*F. Widjaja Foundation Inflammatory Bowel and Immunobiology Research Institute, Department of Medicine, Cedars-Sinai Medical Center, Los Angeles, California; †Department of Internal Medicine, Chungbuk National University Hospital, Chungbuk National University College of Medicine, Cheongju, Korea; ‡Division of Hematology and Oncology, Department of Medicine, Cedars-Sinai Medical Center, Los Angeles, California; §Department of Gastroenterology and Inflammatory Bowel Disease Center, University of Ulsan College of Medicine, Asan Medical Center, Seoul, Korea; and ‖Department of Pediatrics, Pediatric Inflammatory Bowel Disease Program, Cedars-Sinai Medical Center, Los Angeles, California.
Inflamm Bowel Dis. 2017 Aug;23(8):1382-1393. doi: 10.1097/MIB.0000000000001150.
Although anti-tumor necrosis factor (TNF) agents are effective in patients with inflammatory bowel disease (IBD), many patients either do not respond to anti-TNF treatment or lose response over time. The aim of this study was to determine factors associated with response to anti-TNF therapy in IBD.
Patients with Crohn's disease (CD) or ulcerative colitis who had consented to participate in a genetics registry and been treated with anti-TNF agents were evaluated retrospectively and categorized as primary nonresponders or secondary nonresponders. We evaluated clinical, serological, and genetic characteristics associated with primary nonresponse or time to loss of response to anti-TNF agents.
We included 314 CD (51 [16.2%] primary nonresponders and 179 [57.0%] secondary nonresponders) and 145 subjects with ulcerative colitis (43 [29.7%] primary nonresponders and 74 [51.0%] secondary nonresponders). Colonic involvement (P = 0.017; odds ratio = 8.0) and anti-TNF monotherapy (P = 0.017; odds ratio = 4.9) were associated in a multivariate analysis with primary nonresponse to anti-TNF agents in CD. In addition, higher anti-nuclear cytoplasmic antibody levels (P = 0.019; hazard ratio = 1.01) in CD, anti-nuclear cytoplasmic antibody positivity (P = 0.038; hazard ratio = 1.6) in ulcerative colitis, and a positive family history of IBD (P = 0.044; hazard ratio = 1.3) in all patients with IBD were associated with time to loss of response to anti-TNF agents. Furthermore, various known IBD susceptibility single-nucleotide polymorphisms and additional variants in immune-mediated genes were shown to be associated with primary nonresponse or time to loss of response.
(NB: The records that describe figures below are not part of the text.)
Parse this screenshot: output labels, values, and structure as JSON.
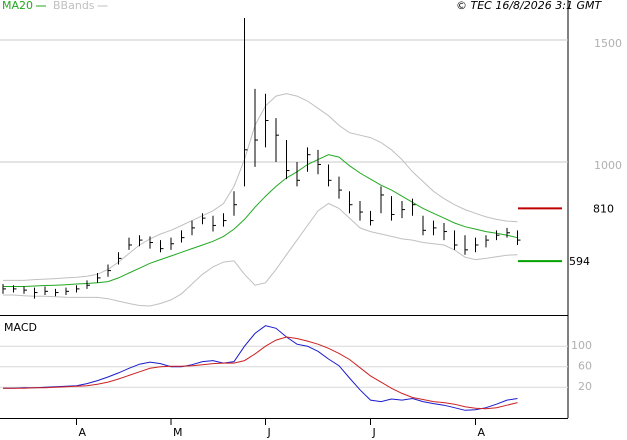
{
  "copyright": "© TEC 16/8/2026 3:1 GMT",
  "chart_data": [
    {
      "type": "hlc",
      "categories": [
        null,
        null,
        null,
        null,
        null,
        null,
        null,
        "A",
        null,
        null,
        null,
        null,
        null,
        null,
        null,
        null,
        "M",
        null,
        null,
        null,
        null,
        null,
        null,
        null,
        null,
        "J",
        null,
        null,
        null,
        null,
        null,
        null,
        null,
        null,
        null,
        "J",
        null,
        null,
        null,
        null,
        null,
        null,
        null,
        null,
        null,
        "A",
        null,
        null,
        null,
        null
      ],
      "high": [
        500,
        495,
        490,
        485,
        490,
        480,
        485,
        495,
        515,
        545,
        580,
        630,
        690,
        700,
        695,
        680,
        690,
        720,
        760,
        790,
        780,
        790,
        880,
        1590,
        1300,
        1280,
        1180,
        1090,
        1000,
        1060,
        1050,
        990,
        940,
        880,
        840,
        800,
        900,
        860,
        840,
        850,
        780,
        760,
        750,
        720,
        700,
        690,
        700,
        720,
        730,
        720
      ],
      "low": [
        460,
        465,
        460,
        440,
        455,
        450,
        455,
        465,
        480,
        505,
        530,
        580,
        640,
        655,
        645,
        630,
        640,
        670,
        700,
        745,
        715,
        735,
        780,
        900,
        980,
        1060,
        1000,
        930,
        900,
        960,
        950,
        900,
        850,
        790,
        760,
        740,
        790,
        760,
        770,
        780,
        700,
        700,
        680,
        640,
        620,
        630,
        650,
        680,
        690,
        660
      ],
      "close": [
        480,
        480,
        475,
        465,
        470,
        465,
        470,
        480,
        495,
        525,
        555,
        605,
        660,
        680,
        670,
        645,
        665,
        690,
        730,
        770,
        740,
        760,
        825,
        1050,
        1090,
        1170,
        1110,
        965,
        925,
        1030,
        990,
        925,
        885,
        825,
        795,
        760,
        865,
        785,
        805,
        825,
        720,
        730,
        715,
        660,
        640,
        660,
        680,
        700,
        710,
        680
      ],
      "color": "#000000",
      "series": [
        {
          "name": "MA20",
          "color": "#22a822",
          "values": [
            490,
            490,
            490,
            492,
            494,
            495,
            497,
            500,
            502,
            505,
            510,
            525,
            545,
            565,
            585,
            600,
            615,
            630,
            645,
            660,
            675,
            695,
            725,
            765,
            815,
            860,
            900,
            935,
            960,
            990,
            1010,
            1030,
            1020,
            985,
            955,
            930,
            905,
            885,
            860,
            835,
            810,
            790,
            770,
            750,
            735,
            725,
            715,
            708,
            700,
            690
          ]
        }
      ],
      "bbands": {
        "name": "BBands",
        "color": "#c0c0c0",
        "upper": [
          515,
          515,
          515,
          518,
          520,
          522,
          525,
          528,
          532,
          540,
          560,
          590,
          625,
          660,
          685,
          705,
          720,
          740,
          760,
          780,
          800,
          830,
          900,
          1010,
          1150,
          1230,
          1270,
          1280,
          1270,
          1250,
          1220,
          1190,
          1150,
          1120,
          1110,
          1100,
          1080,
          1050,
          1010,
          960,
          920,
          880,
          850,
          825,
          805,
          790,
          775,
          765,
          758,
          755
        ],
        "lower": [
          455,
          455,
          452,
          450,
          450,
          448,
          446,
          445,
          445,
          445,
          440,
          430,
          420,
          412,
          410,
          420,
          435,
          460,
          500,
          540,
          570,
          590,
          595,
          540,
          495,
          505,
          560,
          620,
          680,
          740,
          800,
          830,
          810,
          770,
          730,
          715,
          705,
          695,
          685,
          680,
          670,
          665,
          660,
          640,
          610,
          600,
          605,
          612,
          618,
          620
        ]
      },
      "markers": [
        {
          "value": 810,
          "color": "#c00000"
        },
        {
          "value": 594,
          "color": "#00a000"
        }
      ],
      "ylim": [
        373,
        1664
      ],
      "yticks": [
        1000,
        1500
      ],
      "grid": true
    },
    {
      "type": "line",
      "title": "MACD",
      "series": [
        {
          "color": "#1a1acc",
          "values": [
            18,
            18,
            19,
            19,
            20,
            21,
            22,
            23,
            27,
            33,
            40,
            48,
            57,
            65,
            69,
            66,
            60,
            60,
            64,
            70,
            72,
            67,
            70,
            100,
            125,
            140,
            135,
            118,
            104,
            100,
            90,
            75,
            62,
            38,
            15,
            -5,
            -8,
            -3,
            -5,
            -2,
            -8,
            -12,
            -15,
            -20,
            -25,
            -24,
            -20,
            -13,
            -5,
            -2
          ]
        },
        {
          "color": "#cc2222",
          "values": [
            18,
            18,
            18,
            19,
            19,
            20,
            21,
            22,
            23,
            26,
            30,
            36,
            43,
            50,
            57,
            60,
            61,
            61,
            62,
            64,
            66,
            67,
            67,
            72,
            85,
            100,
            112,
            118,
            115,
            110,
            104,
            96,
            86,
            74,
            58,
            42,
            30,
            18,
            8,
            0,
            -4,
            -8,
            -10,
            -13,
            -18,
            -21,
            -22,
            -20,
            -15,
            -10
          ]
        }
      ],
      "ylim": [
        -40,
        155
      ],
      "yticks": [
        20,
        60,
        100
      ],
      "grid": true
    }
  ]
}
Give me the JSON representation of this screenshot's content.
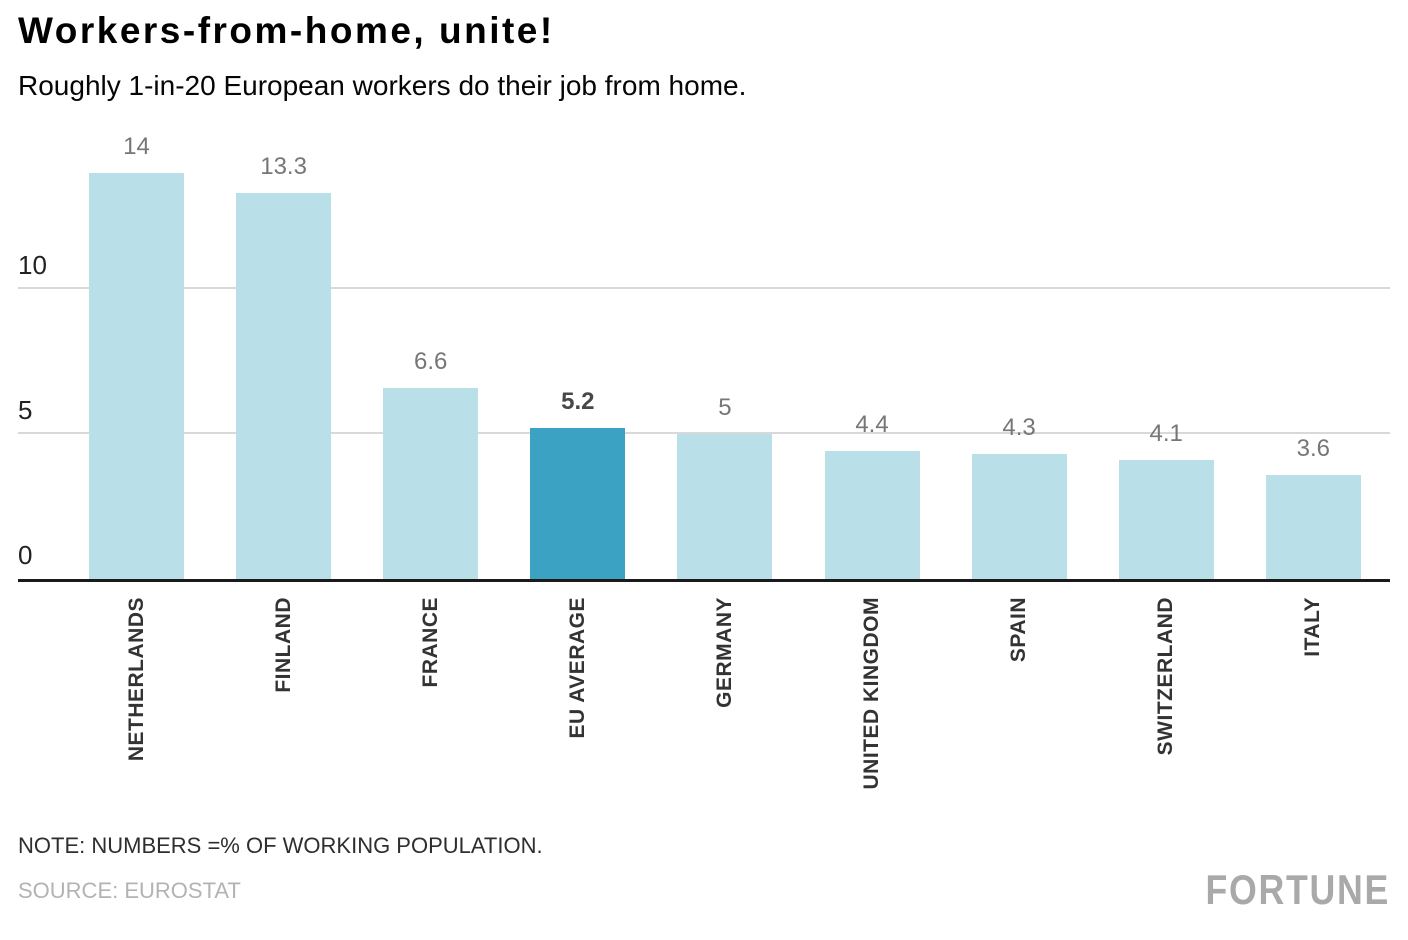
{
  "header": {
    "title": "Workers-from-home, unite!",
    "subtitle": "Roughly 1-in-20 European workers do their job from home."
  },
  "footer": {
    "note": "NOTE: NUMBERS =% OF WORKING POPULATION.",
    "source": "SOURCE: EUROSTAT",
    "brand": "FORTUNE"
  },
  "chart_data": {
    "type": "bar",
    "title": "Workers-from-home, unite!",
    "subtitle": "Roughly 1-in-20 European workers do their job from home.",
    "categories": [
      "NETHERLANDS",
      "FINLAND",
      "FRANCE",
      "EU AVERAGE",
      "GERMANY",
      "UNITED KINGDOM",
      "SPAIN",
      "SWITZERLAND",
      "ITALY"
    ],
    "values": [
      14,
      13.3,
      6.6,
      5.2,
      5,
      4.4,
      4.3,
      4.1,
      3.6
    ],
    "value_labels": [
      "14",
      "13.3",
      "6.6",
      "5.2",
      "5",
      "4.4",
      "4.3",
      "4.1",
      "3.6"
    ],
    "highlight_index": 3,
    "bar_color": "#B9DFE9",
    "highlight_color": "#3BA2C3",
    "gridline_color": "#D9D9D9",
    "axis_color": "#1A1A1A",
    "xlabel": "",
    "ylabel": "",
    "yticks": [
      0,
      5,
      10
    ],
    "ylim": [
      0,
      14.5
    ],
    "grid": "horizontal",
    "legend": "none"
  }
}
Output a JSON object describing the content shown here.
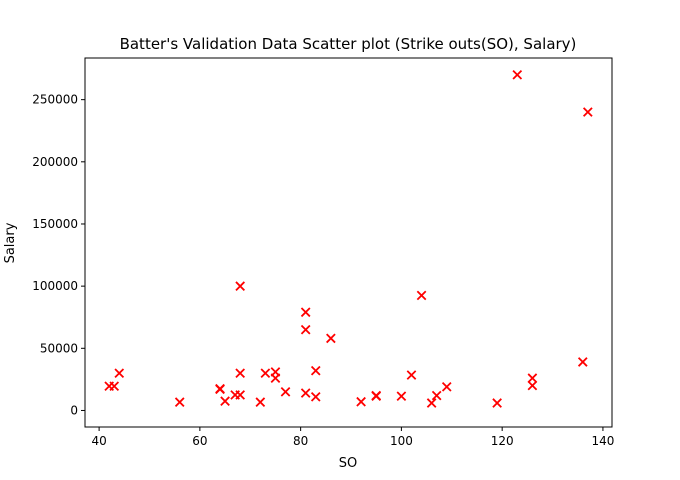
{
  "chart_data": {
    "type": "scatter",
    "title": "Batter's Validation Data Scatter plot (Strike outs(SO), Salary)",
    "xlabel": "SO",
    "ylabel": "Salary",
    "xlim": [
      37.2,
      141.8
    ],
    "ylim": [
      -13300,
      283500
    ],
    "xticks": [
      40,
      60,
      80,
      100,
      120,
      140
    ],
    "yticks": [
      0,
      50000,
      100000,
      150000,
      200000,
      250000
    ],
    "xtick_labels": [
      "40",
      "60",
      "80",
      "100",
      "120",
      "140"
    ],
    "ytick_labels": [
      "0",
      "50000",
      "100000",
      "150000",
      "200000",
      "250000"
    ],
    "grid": false,
    "marker": "x",
    "marker_color": "#ff0000",
    "points": [
      {
        "x": 42,
        "y": 19500
      },
      {
        "x": 43,
        "y": 19500
      },
      {
        "x": 44,
        "y": 30000
      },
      {
        "x": 56,
        "y": 6700
      },
      {
        "x": 64,
        "y": 17000
      },
      {
        "x": 64,
        "y": 17500
      },
      {
        "x": 65,
        "y": 7500
      },
      {
        "x": 67,
        "y": 12500
      },
      {
        "x": 68,
        "y": 12500
      },
      {
        "x": 68,
        "y": 30000
      },
      {
        "x": 68,
        "y": 100000
      },
      {
        "x": 72,
        "y": 6700
      },
      {
        "x": 73,
        "y": 30000
      },
      {
        "x": 75,
        "y": 26000
      },
      {
        "x": 75,
        "y": 31000
      },
      {
        "x": 77,
        "y": 15000
      },
      {
        "x": 81,
        "y": 14000
      },
      {
        "x": 81,
        "y": 65000
      },
      {
        "x": 81,
        "y": 79000
      },
      {
        "x": 83,
        "y": 11000
      },
      {
        "x": 83,
        "y": 32000
      },
      {
        "x": 86,
        "y": 58000
      },
      {
        "x": 92,
        "y": 7000
      },
      {
        "x": 95,
        "y": 11500
      },
      {
        "x": 95,
        "y": 12000
      },
      {
        "x": 100,
        "y": 11500
      },
      {
        "x": 102,
        "y": 28500
      },
      {
        "x": 104,
        "y": 92500
      },
      {
        "x": 106,
        "y": 6000
      },
      {
        "x": 107,
        "y": 12000
      },
      {
        "x": 109,
        "y": 19000
      },
      {
        "x": 119,
        "y": 6000
      },
      {
        "x": 123,
        "y": 270000
      },
      {
        "x": 126,
        "y": 20000
      },
      {
        "x": 126,
        "y": 26000
      },
      {
        "x": 136,
        "y": 39000
      },
      {
        "x": 137,
        "y": 240000
      }
    ]
  }
}
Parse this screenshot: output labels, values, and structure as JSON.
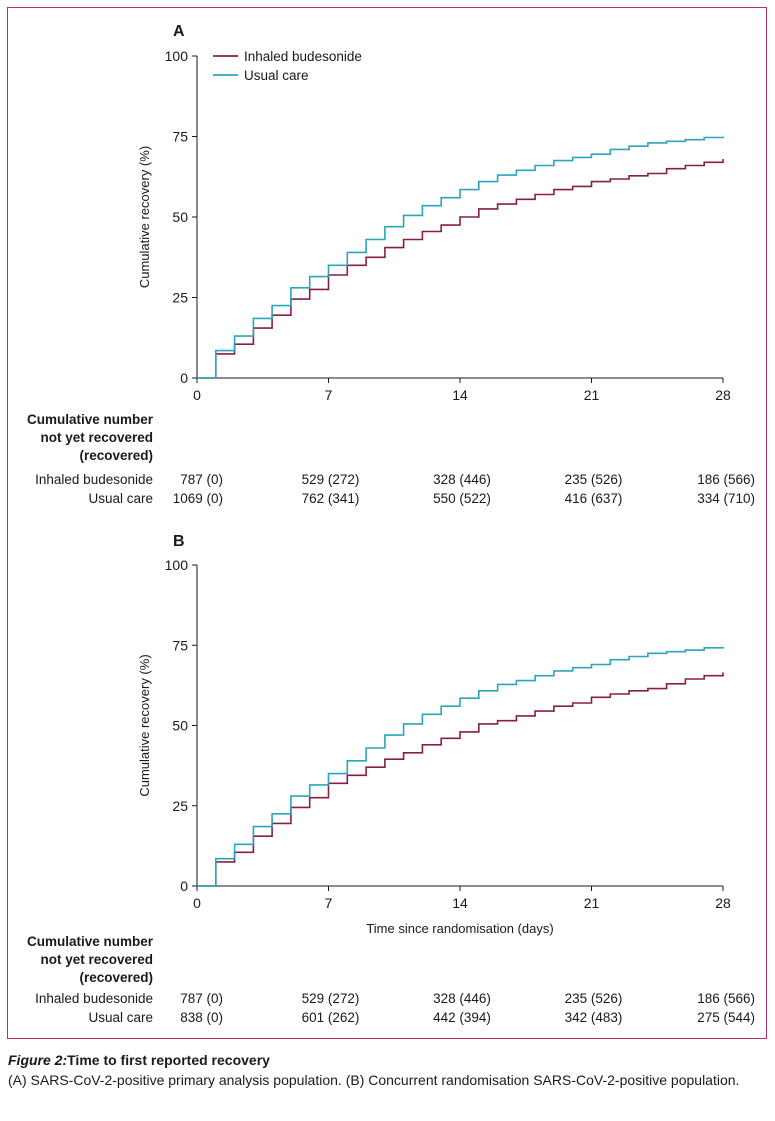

Our results may help to optimize the use of anti-TNF agents in clinical practice and position these therapies appropriately as clinicians strive for a more personalized approach to managing IBD.
尽管抗肿瘤坏死因子(TNF)药物对炎症性肠病(IBD)患者有效,但许多患者要么对 TNF 治疗无反应,要么随着时间的推移失去反应。本研究旨在确定与 IBD 患者对 TNF 治疗反应相关的因素。
回顾性评估了同意参加遗传登记并接受 TNF 拮抗剂治疗的克罗恩病(CD)或溃疡性结肠炎患者,并将其分为原发性无应答者或继发性无应答者。我们评估了与 TNF 拮抗剂原发性无应答或丧失应答时间相关的临床、血清学和遗传特征。
共纳入 314 例 CD(51 例[16.2%]为原发性无应答者,179 例[57.0%]为继发性无应答者)和 145 例溃疡性结肠炎患者(43 例[29.7%]为原发性无应答者,74 例[51.0%]为继发性无应答者)。多变量分析显示,CD 中结肠受累(P=0.017;比值比=8.0)和 TNF 单药治疗(P=0.017;比值比=4.9)与 TNF 拮抗剂原发性无应答相关。此外,CD 中抗核细胞质抗体水平较高(P=0.019;风险比=1.01)、溃疡性结肠炎中抗核细胞质抗体阳性(P=0.038;风险比=1.6)以及所有 IBD 患者阳性家族史(P=0.044;风险比=1.3)与 TNF 拮抗剂丧失应答时间相关。此外,还发现各种已知的 IBD 易感性单核苷酸多态性和免疫介导基因中的其他变异与原发性无应答或丧失应答时间相关。
我们的研究结果可能有助于优化 TNF 拮抗剂在临床实践中的应用,并使这些治疗方法更适合临床医生为实现更个体化的 IBD 管理而努力。